Creating and assessing relatively broad conservation education curricula is important when trying to reach a variety of students. We used a curriculum centred around a storybook in 12 schools in four separate areas of Indonesia, reaching 529 students. We visited each school twice, and taught the ecology and importance of the target taxa, Indonesia’s seven threatened slow loris species (Nycticebus spp.). Through cultural consensus analyses and structural equation modelling, we found that students from all regions showed improvements in knowledge, and that the distance from the forest to where children lived, teachers’ use of given education materials, and students’ use of the storybook all affected student performance in drawing and essay accuracy.
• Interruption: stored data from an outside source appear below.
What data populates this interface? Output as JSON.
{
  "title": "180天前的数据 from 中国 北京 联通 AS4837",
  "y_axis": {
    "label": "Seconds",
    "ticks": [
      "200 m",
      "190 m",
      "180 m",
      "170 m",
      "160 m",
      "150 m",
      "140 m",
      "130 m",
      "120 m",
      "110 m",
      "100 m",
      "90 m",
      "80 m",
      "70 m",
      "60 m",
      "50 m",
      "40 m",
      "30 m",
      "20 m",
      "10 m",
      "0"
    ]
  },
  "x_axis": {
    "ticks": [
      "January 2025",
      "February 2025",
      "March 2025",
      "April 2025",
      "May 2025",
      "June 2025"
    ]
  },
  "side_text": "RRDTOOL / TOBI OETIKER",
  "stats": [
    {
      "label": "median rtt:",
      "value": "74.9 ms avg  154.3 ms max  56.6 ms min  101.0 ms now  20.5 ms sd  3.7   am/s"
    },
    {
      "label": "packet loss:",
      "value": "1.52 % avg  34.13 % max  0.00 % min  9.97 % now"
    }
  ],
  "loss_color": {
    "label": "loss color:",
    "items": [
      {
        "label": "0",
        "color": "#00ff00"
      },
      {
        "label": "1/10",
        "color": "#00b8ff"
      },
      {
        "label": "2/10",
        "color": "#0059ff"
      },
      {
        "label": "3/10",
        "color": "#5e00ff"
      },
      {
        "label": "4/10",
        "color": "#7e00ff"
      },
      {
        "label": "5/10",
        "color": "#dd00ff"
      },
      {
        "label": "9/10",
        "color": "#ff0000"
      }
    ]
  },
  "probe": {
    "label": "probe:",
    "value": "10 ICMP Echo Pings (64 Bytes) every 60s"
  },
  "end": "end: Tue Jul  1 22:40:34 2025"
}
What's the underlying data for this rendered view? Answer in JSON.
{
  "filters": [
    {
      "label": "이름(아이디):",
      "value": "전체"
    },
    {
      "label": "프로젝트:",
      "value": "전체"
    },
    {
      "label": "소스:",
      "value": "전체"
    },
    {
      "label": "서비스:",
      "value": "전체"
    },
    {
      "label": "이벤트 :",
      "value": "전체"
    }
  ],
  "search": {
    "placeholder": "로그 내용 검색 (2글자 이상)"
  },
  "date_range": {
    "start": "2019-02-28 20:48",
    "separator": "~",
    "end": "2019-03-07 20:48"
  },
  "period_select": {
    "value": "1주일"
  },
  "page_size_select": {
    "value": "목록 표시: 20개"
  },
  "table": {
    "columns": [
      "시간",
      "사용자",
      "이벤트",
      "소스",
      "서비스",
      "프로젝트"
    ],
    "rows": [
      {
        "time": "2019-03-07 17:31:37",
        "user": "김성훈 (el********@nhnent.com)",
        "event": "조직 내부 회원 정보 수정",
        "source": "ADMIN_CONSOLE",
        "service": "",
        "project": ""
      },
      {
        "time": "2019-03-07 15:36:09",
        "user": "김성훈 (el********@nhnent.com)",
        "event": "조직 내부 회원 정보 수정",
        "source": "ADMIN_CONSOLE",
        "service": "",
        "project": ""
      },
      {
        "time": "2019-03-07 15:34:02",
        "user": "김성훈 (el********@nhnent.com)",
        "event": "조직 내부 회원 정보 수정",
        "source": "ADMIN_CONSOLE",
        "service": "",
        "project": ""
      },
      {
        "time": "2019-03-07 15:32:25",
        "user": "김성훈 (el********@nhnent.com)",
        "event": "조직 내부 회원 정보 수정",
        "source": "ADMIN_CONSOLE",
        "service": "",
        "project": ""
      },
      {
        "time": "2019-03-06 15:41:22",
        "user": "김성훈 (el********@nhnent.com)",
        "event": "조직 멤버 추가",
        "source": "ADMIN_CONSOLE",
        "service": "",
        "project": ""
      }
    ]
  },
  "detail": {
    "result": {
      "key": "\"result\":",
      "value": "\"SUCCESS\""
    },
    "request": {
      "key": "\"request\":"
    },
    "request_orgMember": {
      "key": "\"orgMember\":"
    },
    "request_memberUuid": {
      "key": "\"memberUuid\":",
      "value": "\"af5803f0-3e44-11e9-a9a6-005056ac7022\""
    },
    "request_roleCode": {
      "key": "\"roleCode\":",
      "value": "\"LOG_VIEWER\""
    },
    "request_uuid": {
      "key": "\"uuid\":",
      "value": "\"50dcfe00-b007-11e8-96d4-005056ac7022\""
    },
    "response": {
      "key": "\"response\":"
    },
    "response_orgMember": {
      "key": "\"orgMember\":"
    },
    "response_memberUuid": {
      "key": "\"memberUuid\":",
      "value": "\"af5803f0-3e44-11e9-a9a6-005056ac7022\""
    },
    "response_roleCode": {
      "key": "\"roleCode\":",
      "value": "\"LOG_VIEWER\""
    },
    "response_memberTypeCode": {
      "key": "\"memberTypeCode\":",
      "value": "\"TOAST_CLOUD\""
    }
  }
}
Here we make suggestions for creating and evaluating multi-site environmental education programmes. We recommend creating curricula that are not inclusive of any particular community; providing teachers with materials to supplement a conservation intervention; giving each child their own copy of any visual materials used in the lessons; following up with students and teachers about the use of such materials; and interviewing teachers and students regarding their experience with and attitudes towards the study subject. Furthermore we suggest practitioners share their materials and have confidence in adapting them for other species and locations.